Brick and mortar, and online promotion

A picture is worth a thousand words — and one barbershop found a simple blog to be just the thing to get the word out about its classic services. Danburry Barber, located in Provo, Utah, posts photos daily of clients and garnered press attention both locally and beyond. Similarly, barber Clark Walker used Instagram for personal branding which helped him land a job at Fellow Barber in NYC.

Diet Coke launched a campaign, The Heart Truth, to raise awareness for heart health for women, with the hashtag #showyourheart prominently featured on packaging. Responses on Twitter and Instagram using the hashtag were entered into a contest.

The importance of using physical goods to point to a digital presence is summed up as such: “If you’re handing someone a printed surface of any kind and there’s no website address attached to it, what are you thinking?” writes Chris Brogan.

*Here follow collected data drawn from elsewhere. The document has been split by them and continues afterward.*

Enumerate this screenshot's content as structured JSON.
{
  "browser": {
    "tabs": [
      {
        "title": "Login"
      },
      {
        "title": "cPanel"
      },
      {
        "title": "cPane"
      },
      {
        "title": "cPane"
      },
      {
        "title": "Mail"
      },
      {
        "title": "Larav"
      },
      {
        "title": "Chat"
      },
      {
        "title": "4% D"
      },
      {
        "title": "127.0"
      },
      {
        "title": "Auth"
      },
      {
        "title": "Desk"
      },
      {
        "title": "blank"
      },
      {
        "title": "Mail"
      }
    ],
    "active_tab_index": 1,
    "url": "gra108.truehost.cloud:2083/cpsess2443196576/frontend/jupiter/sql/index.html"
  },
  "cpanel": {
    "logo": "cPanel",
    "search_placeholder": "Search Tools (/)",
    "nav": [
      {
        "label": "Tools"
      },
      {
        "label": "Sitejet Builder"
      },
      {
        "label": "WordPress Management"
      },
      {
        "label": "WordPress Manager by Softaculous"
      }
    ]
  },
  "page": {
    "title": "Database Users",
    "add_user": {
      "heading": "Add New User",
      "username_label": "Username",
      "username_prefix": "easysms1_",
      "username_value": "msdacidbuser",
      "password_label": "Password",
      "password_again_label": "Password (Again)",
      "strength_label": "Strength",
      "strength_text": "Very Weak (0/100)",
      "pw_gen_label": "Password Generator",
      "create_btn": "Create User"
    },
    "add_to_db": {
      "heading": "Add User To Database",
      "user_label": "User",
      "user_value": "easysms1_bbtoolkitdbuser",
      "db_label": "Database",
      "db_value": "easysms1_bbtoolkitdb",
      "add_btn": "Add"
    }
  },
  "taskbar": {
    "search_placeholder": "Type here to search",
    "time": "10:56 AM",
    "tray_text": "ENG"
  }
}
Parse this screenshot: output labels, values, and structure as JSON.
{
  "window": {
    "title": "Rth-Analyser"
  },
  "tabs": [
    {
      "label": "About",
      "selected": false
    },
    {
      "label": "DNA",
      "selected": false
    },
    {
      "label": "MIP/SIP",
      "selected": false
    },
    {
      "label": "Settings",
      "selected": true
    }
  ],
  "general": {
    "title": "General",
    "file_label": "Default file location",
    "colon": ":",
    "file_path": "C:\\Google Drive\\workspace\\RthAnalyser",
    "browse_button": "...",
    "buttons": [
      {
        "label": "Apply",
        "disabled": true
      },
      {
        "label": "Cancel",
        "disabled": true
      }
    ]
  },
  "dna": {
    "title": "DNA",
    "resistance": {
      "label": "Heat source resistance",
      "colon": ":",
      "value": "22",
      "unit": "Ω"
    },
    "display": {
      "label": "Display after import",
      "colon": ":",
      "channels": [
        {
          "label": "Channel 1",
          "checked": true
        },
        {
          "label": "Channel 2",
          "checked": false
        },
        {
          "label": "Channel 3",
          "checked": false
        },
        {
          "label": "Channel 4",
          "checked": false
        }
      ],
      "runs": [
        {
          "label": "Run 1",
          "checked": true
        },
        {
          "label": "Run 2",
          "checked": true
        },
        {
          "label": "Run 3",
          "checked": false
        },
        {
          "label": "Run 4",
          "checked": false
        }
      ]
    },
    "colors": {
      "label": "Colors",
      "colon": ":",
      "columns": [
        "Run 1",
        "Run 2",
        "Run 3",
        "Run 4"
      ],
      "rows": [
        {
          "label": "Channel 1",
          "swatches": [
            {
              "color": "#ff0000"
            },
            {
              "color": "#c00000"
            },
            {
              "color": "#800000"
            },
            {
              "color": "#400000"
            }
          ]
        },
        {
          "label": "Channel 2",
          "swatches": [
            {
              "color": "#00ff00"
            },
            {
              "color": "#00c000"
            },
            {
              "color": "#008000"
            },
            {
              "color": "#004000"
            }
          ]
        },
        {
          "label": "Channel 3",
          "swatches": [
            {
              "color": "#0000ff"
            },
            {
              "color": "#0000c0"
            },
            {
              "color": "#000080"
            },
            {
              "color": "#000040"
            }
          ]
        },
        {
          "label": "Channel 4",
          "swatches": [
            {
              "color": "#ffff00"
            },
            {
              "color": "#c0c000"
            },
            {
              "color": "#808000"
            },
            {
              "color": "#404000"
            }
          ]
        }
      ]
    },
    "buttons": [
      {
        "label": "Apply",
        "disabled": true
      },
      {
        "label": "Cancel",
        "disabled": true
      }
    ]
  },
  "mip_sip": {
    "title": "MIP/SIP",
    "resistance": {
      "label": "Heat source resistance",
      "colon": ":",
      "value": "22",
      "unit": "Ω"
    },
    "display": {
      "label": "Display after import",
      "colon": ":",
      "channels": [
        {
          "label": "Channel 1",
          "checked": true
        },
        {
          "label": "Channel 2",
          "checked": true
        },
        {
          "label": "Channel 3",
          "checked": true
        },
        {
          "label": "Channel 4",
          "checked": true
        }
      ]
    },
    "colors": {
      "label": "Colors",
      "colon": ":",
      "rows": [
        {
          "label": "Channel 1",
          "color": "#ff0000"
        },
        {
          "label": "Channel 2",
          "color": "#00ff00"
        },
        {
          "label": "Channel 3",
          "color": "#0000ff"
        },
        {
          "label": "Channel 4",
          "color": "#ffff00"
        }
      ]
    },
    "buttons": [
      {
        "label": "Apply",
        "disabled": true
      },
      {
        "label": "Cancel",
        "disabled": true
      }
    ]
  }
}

But similarly, making a digital record of your offline presence, as Danburry Barber illustrated, serves to bridge customers back.

Campaigns that span online and off

Movember promoted heavily with an online campaign but also threw seven galas across the country. Videos from the parties were then embedded in email promotions. Movable Ink, which was behind the strategy, noted its client increased mobile app downloads by 300%, generated huge social buzz and the result was the brand’s best year ever in terms of “reactivation” (50%) — getting “Mo Bros” to become repeat supporters.

For Coolhaus, an ice cream company most known for its food truck for hire for parties in five cities, also sells its product online, at Whole Foods and flagship locations in L.A. Recently, the brand created a custom ice cream sandwich called the “Killer Combo” to celebrate the TV show Dexter in its final season. The treat was free and lured customers to stores around the country as well as Coolhaus’ website. On top of promotions, the brand boasts an active Instagram presence filled with food porn smartly relevant to current events.

Social media offers a stellar feedback loop for marketing campaigns. Each IRL event should be a trigger for social media posts by both the brand and consumers, and the resulting social media posts can advertise for the next event. Creating a hub, either on your own website, a social media page or RebelMouse, can keep all users in the loop.